A cosmic Zevatron based on cyclotron auto-resonance

TL;DR

This paper proposes the cyclotron auto-resonance acceleration (CARA) mechanism as a potential process to accelerate particles to ZeV energies in astrophysical environments with strong magnetic fields and intense radiation, explaining ultra-high-energy cosmic rays.

Contribution

It introduces and demonstrates the feasibility of CARA as a booster mechanism for particles to reach ZeV energies in astrophysical events like mergers or supernovae.

Findings

Hydrogen, helium, and iron nuclei can reach ZeV energies via CARA.

CARA can boost pre-accelerated particles in strong magnetic and radiation fields.
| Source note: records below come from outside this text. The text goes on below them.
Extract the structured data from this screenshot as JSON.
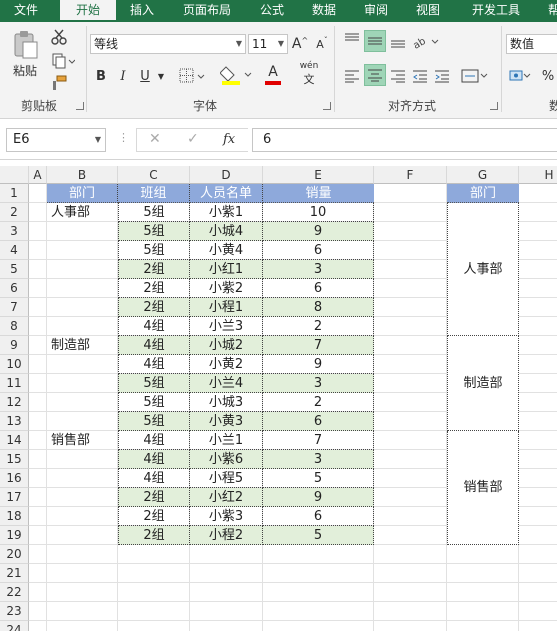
{
  "tabs": [
    "文件",
    "开始",
    "插入",
    "页面布局",
    "公式",
    "数据",
    "审阅",
    "视图",
    "开发工具",
    "帮助"
  ],
  "ribbon": {
    "clipboard": {
      "paste_label": "粘贴",
      "group_label": "剪贴板"
    },
    "font": {
      "name": "等线",
      "size": "11",
      "grow_label": "A",
      "shrink_label": "A",
      "bold": "B",
      "italic": "I",
      "underline": "U",
      "color_a": "A",
      "phonetic_label": "wén",
      "group_label": "字体",
      "font_color": "#e00000",
      "fill_color": "#ffff00"
    },
    "alignment": {
      "group_label": "对齐方式"
    },
    "number": {
      "format": "数值",
      "percent": "%",
      "group_label": "数"
    }
  },
  "formula_bar": {
    "name_box": "E6",
    "cancel": "✕",
    "enter": "✓",
    "fx": "fx",
    "content": "6"
  },
  "columns": [
    "A",
    "B",
    "C",
    "D",
    "E",
    "F",
    "G",
    "H"
  ],
  "rows": [
    "1",
    "2",
    "3",
    "4",
    "5",
    "6",
    "7",
    "8",
    "9",
    "10",
    "11",
    "12",
    "13",
    "14",
    "15",
    "16",
    "17",
    "18",
    "19",
    "20",
    "21",
    "22",
    "23",
    "24"
  ],
  "table": {
    "headers": [
      "部门",
      "班组",
      "人员名单",
      "销量"
    ],
    "departments": [
      "人事部",
      "制造部",
      "销售部"
    ],
    "rows": [
      [
        "5组",
        "小紫1",
        "10"
      ],
      [
        "5组",
        "小城4",
        "9"
      ],
      [
        "5组",
        "小黄4",
        "6"
      ],
      [
        "2组",
        "小红1",
        "3"
      ],
      [
        "2组",
        "小紫2",
        "6"
      ],
      [
        "2组",
        "小程1",
        "8"
      ],
      [
        "4组",
        "小兰3",
        "2"
      ],
      [
        "4组",
        "小城2",
        "7"
      ],
      [
        "4组",
        "小黄2",
        "9"
      ],
      [
        "5组",
        "小兰4",
        "3"
      ],
      [
        "5组",
        "小城3",
        "2"
      ],
      [
        "5组",
        "小黄3",
        "6"
      ],
      [
        "4组",
        "小兰1",
        "7"
      ],
      [
        "4组",
        "小紫6",
        "3"
      ],
      [
        "4组",
        "小程5",
        "5"
      ],
      [
        "2组",
        "小红2",
        "9"
      ],
      [
        "2组",
        "小紫3",
        "6"
      ],
      [
        "2组",
        "小程2",
        "5"
      ]
    ]
  },
  "merged": {
    "header": "部门",
    "items": [
      "人事部",
      "制造部",
      "销售部"
    ]
  },
  "colors": {
    "excel_green": "#217346",
    "header_blue": "#8ea9db",
    "band_green": "#e2efda"
  }
}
Energy gain remains significant even if resonance conditions are slightly missed.

Abstract

A Zevatron is an accelerator scheme envisaged to accelerate particles to ZeV energies (1 ZeV = $10^{21}$ eV). Schemes, most notably the internal shock model, have been proposed to explain the acceleration of ultra-high-energy cosmic-ray (UHECR) particles that have been sporadically detected reaching Earth since 1962. Here, the cyclotron auto-resonance acceleration (CARA) mechanism is tailored and used to demonstrate possible acceleration of particles ejected as a result of violent astrophysical processes such as the merger of a binary system or a supernova explosion. Such events result in emission of highly-energetic particles and ultra-intense beamed radiation. In the simultaneous presence of a super-strong magnetic field, the condition for cyclotron auto-resonance may be met. Thus CARA can act like a {\it booster} for particles pre-accelerated inside their progenitor by shock waves, possibly among other means. As examples, it is shown that nuclei of hydrogen, helium, and iron-56, may reach ZeV energies by CARA, under which conditions the particles, while gyrating around the lines of an ultra-strong magnetic field, also surf on the waves of a super-intense radiation field. When radiation-reaction is taken into account, it is shown that the ZeV energy gained by a particle can fall off by less than an order-of-magnitude if the resonance condition is missed by roughly less than 20\%.